Cars are pretty high-tech nowadays, and EVs in particular are pushing the boundaries even further. In fact, some are even blurring the lines between cars and computers altogether.
On one hand, the move is a headscratcher, and on the other, it’s a sign that EVs are about to get a lot more sophisticated.
The Polestar Phone
While we don’t know much about the physical hardware of the phone, Thomas Ingenlath, Polestar’s CEO, gave CNBC some insight into what to expect upon the device’s release in December.
For one, Ingenlath described the phone as “premium” which is a departure from Meizu’s typical mid-range devices. Given Polestar’s willingness to dabble in other premium crossovers, including a special e-bike with the high-end mobility company, Cake, this doesn’t come as a particular shock.
Naturally, Ingenlath also alluded to some potential integration between the device and Polestar’s cars. Applications here are obvious: messaging, music, navigation, and remote start, to name a few. The phone will eventually be launched alongside the Polestar 4, an electric SUV that will debut in China.
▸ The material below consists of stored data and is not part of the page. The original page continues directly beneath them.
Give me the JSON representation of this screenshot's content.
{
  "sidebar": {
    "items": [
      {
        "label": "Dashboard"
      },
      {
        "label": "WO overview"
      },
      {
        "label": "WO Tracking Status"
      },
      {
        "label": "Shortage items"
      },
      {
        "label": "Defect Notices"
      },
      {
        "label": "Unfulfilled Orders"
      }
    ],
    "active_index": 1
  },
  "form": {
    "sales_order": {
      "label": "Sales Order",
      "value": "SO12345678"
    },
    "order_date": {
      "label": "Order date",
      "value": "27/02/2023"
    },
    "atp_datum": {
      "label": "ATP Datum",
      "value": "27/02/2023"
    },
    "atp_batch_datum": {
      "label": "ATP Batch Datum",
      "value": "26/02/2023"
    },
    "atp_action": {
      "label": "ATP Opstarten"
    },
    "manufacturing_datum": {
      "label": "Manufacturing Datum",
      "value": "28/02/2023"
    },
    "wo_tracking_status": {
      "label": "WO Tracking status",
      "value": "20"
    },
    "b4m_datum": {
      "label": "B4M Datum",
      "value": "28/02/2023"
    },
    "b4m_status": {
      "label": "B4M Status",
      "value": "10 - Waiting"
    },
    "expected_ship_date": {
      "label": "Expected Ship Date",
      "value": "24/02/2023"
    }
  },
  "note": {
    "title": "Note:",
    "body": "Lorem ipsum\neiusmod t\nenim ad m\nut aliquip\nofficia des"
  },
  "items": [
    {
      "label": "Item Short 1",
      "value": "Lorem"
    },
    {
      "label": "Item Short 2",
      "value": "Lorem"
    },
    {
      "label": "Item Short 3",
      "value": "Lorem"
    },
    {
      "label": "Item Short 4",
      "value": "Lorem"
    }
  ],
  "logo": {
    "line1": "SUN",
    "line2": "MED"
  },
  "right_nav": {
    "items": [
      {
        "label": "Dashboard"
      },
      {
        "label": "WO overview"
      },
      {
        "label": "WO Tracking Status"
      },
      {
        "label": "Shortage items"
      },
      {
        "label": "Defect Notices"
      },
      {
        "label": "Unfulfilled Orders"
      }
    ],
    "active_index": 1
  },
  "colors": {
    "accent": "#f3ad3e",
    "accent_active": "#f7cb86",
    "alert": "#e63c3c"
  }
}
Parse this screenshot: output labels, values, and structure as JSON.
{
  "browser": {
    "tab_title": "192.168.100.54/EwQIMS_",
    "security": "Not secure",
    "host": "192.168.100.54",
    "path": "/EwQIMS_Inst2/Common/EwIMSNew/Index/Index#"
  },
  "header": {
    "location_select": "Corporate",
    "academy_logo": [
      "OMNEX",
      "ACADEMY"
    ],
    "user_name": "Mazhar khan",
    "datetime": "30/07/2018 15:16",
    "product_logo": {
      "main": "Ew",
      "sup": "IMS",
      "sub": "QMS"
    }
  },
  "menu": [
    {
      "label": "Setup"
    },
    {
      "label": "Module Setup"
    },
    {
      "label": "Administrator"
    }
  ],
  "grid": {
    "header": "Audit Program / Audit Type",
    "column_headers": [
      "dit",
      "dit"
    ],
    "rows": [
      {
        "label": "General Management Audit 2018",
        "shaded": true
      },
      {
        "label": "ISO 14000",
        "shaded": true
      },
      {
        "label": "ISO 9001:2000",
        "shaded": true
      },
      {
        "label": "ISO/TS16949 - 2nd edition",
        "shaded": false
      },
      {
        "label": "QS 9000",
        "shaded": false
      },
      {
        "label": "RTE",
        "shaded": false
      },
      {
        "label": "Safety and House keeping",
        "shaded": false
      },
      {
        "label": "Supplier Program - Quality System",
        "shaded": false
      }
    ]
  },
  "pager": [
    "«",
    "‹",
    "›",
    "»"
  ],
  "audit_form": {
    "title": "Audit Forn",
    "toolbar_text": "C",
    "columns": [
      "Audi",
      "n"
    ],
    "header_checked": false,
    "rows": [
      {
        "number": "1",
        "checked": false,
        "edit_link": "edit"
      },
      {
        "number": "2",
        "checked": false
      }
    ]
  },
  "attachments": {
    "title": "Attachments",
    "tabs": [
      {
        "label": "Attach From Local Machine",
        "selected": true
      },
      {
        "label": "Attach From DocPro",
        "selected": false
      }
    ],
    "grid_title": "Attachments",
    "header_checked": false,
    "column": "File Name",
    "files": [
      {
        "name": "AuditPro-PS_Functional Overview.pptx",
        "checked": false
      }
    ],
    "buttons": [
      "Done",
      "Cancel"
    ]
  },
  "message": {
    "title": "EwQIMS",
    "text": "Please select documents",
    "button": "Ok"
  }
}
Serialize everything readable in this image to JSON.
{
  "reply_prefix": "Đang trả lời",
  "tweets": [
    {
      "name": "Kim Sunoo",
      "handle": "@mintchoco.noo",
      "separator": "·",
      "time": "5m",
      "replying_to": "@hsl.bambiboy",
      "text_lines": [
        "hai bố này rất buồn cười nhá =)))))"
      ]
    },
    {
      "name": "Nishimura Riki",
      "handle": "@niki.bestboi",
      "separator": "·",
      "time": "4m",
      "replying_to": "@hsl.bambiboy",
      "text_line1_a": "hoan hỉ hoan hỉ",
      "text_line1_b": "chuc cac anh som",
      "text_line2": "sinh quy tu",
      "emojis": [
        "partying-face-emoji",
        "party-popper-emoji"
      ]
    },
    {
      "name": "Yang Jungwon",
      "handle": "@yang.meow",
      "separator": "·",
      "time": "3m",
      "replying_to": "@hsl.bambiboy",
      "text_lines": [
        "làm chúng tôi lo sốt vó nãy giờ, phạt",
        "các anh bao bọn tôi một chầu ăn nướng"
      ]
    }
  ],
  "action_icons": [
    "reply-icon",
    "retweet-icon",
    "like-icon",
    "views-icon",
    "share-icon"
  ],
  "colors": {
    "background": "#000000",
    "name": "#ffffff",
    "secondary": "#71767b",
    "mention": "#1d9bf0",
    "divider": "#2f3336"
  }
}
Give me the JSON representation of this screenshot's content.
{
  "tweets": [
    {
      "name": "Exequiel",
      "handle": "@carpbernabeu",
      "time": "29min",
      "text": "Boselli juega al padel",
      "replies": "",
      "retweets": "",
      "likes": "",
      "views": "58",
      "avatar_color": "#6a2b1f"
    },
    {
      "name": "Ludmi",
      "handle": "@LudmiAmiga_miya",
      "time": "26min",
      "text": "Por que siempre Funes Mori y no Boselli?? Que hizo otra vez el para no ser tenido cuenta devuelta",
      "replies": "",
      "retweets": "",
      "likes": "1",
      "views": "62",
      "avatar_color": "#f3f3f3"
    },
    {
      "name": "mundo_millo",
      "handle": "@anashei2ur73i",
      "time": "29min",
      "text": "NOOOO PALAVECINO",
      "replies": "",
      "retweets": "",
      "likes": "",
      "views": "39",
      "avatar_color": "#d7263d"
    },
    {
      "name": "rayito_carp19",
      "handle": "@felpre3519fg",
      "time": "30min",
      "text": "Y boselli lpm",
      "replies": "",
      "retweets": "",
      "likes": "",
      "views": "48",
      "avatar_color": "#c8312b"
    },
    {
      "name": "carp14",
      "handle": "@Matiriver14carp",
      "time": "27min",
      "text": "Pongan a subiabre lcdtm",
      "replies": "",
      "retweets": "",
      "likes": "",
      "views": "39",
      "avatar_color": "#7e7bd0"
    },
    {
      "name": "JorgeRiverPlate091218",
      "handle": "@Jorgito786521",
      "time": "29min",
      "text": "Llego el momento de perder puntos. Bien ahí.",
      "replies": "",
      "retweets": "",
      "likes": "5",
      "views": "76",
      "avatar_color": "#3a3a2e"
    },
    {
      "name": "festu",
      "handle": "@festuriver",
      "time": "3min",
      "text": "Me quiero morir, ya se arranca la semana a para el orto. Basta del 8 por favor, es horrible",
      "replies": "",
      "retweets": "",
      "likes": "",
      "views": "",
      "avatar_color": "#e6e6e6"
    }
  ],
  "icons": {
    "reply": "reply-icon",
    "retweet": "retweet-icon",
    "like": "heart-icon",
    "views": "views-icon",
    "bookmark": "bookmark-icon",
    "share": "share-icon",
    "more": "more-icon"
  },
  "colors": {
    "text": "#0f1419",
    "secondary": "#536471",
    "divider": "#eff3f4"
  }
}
A Polestar smartphone makes sense when you factor in the Polestar 4’s launch location. In China, as opposed to the U.S., there’s a much more diverse array of mobile operating systems and phone makers. That means Polestar and Meizu can develop their own OS and would theoretically have an easier time integrating a phone with its own in-car software.
What’s most interesting, at least to me, isn’t necessarily the phone itself, it’s Polestar’s decision to dip its toes into the smartphone game to begin with. As cars have become more and more sophisticated, automakers — especially upstarts in the world of EVs — have begun to treat them as conduits for cutting-edge tech.
In Tesla’s case, the best example is its Full Self-Driving Beta and Autopilot software for semi-autonomous driving; for Mercedes-Benz, it’s hardware like the Superscreen, an infotainment center that spans the width of its cars.
The effect is always the same though — tech and cars come closer together. According to CNBC, Polestar doesn’t even expect to be a smash hit in the smartphone market, which can only mean one thing: Polestar is a tech company and it wants us to know that. Ingenlath tells CNBC:
“Where you have an opportunity to link these two worlds, without any border ... then you can really have a seamless transition.”
An Electric Trend
It’s worth noting that Polestar isn’t the only car company to start dipping its toes into the smartphone waters. Nio announced recently that it would develop its own smartphone from scratch.
And conversely, tech companies are already starting to wade into EV waters. Notably, Sony, in partnership with Honda, is pursuing its own brand of cars called Afeela. On an even more groundbreaking level, Apple has long been rumored to be in development of its own car, though those waters are even murkier.
Where the collision of tech and cars will lead us is anyone’s guess, but one thing is for sure: it’s time to buckle up.